Howard Catton, directeur général du CII, a félicité le personnel infirmier libanais en disant : « Lorsque cette explosion s’est produite, ces infirmiers/ères se sont physiquement levés et ont couru – au lieu de prendre la fuite – vers le danger au centre même de la catastrophe. Et nous avons déjà vu ce type d’attitude de la part d’infirmiers/ères dans d’autres parties du monde en cas de catastrophes ».
« Nous parlons beaucoup de la compassion et de l’attention du personnel infirmier, mais ce que ces incidents tragiques mettent en évidence, c’est avant tout le courage, l’engagement, le cœur… Cette année, cette catastrophe, ce coronavirus, est sans aucun doute en train de changer les opinions et les comportements des gens envers le personnel infirmier ».
« Franchement », a-t-elle poursuivi, « nous avons constaté, dans beaucoup trop d’endroits, un manque de hiérarchisation et de soutien pour le personnel infirmier et d’autres travailleurs de santé : problèmes d’équipement de protection individuelle, faux EPI, pas de fournitures, pas de tests, pas le bon équipement, faibles rémunérations, salaires médiocres et non-respect des engagements salariaux ».
« De nombreux infirmiers/ères disent que les applaudissements, les éloges, la reconnaissance sont bien sûr les bienvenus, mais si cela ne se traduit pas maintenant par un soutien et un investissement pratique dans la profession infirmière et dans nos systèmes de santé, ces applaudissements sonneront très, très creux dans les oreilles de tous les travailleurs de santé ».
« Ce que nous voyons avec cette catastrophe, ce que nous constatons avec l’épidémie de la COVID, c’est à quel point notre santé est intimement liée à tous les autres aspects de la vie – notre prospérité économique, notre capacité à faire du commerce et à voir les gens, nos amis et notre famille. Nous avons besoin que les représentants politiques unissent leurs forces pour soutenir les systèmes de santé, mais de manière très concrète par des investissements et la reconnaissance qu’il s’agit d’un investissement et non d’un coût. Notre personnel infirmier, nos agents de santé, maintiennent nos sociétés, nos communautés ensemble, garantissent la sécurité des gens et permettent au jeune George ainsi qu’au reste d’entre nous d’envisager un avenir ».

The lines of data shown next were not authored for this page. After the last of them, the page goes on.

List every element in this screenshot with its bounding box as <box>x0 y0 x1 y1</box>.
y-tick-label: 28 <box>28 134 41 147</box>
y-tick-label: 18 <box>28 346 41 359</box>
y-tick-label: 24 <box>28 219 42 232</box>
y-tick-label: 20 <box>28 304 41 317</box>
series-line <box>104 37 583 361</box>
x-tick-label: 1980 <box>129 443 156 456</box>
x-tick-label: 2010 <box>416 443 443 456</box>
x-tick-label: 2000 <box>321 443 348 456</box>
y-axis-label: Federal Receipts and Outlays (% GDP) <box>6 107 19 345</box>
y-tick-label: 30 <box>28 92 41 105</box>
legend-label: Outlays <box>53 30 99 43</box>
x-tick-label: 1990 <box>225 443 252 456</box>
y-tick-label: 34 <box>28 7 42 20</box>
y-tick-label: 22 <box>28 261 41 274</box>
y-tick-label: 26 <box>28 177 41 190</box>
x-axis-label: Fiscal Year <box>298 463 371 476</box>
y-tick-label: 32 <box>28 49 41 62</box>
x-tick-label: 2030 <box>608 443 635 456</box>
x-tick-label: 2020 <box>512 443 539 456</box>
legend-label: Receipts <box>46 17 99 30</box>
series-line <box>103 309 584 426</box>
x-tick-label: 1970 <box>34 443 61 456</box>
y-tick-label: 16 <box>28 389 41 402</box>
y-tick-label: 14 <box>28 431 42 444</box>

Le CII dispose d’un fonds en cas de catastrophe qui est utilisé dans des moments tragiques comme celui-ci pour soutenir les associations nationales d’infirmières dans tous les besoins identifiés. Le CII a appelé ses associations nationales d’infirmières membres du monde entier à soutenir ce fonds en cas de catastrophe et s’engage à faire en sorte que le soutien soit basé sur les besoins effectifs de l’Ordre des infirmiers/ères au Liban. Il s’engage également à veiller à ce que le soutien soit accordé au personnel infirmier de première ligne, dont certains vivent déjà des difficultés, des traumatismes et les répercussions de cette tragédie sur leur santé physique et mentale.
« Nous nous engageons et nous faisons notre maximum pour les accompagner, pour les soutenir, pour que personne ne les oublie », a promis M. Catton au Dr Doumit. « Nous parlons souvent comme si les structures et les bâtiments composaient nos systèmes de santé, mais en réalité, ce sont les gens : les personnes qui assurent les soins et celles qui les reçoivent ».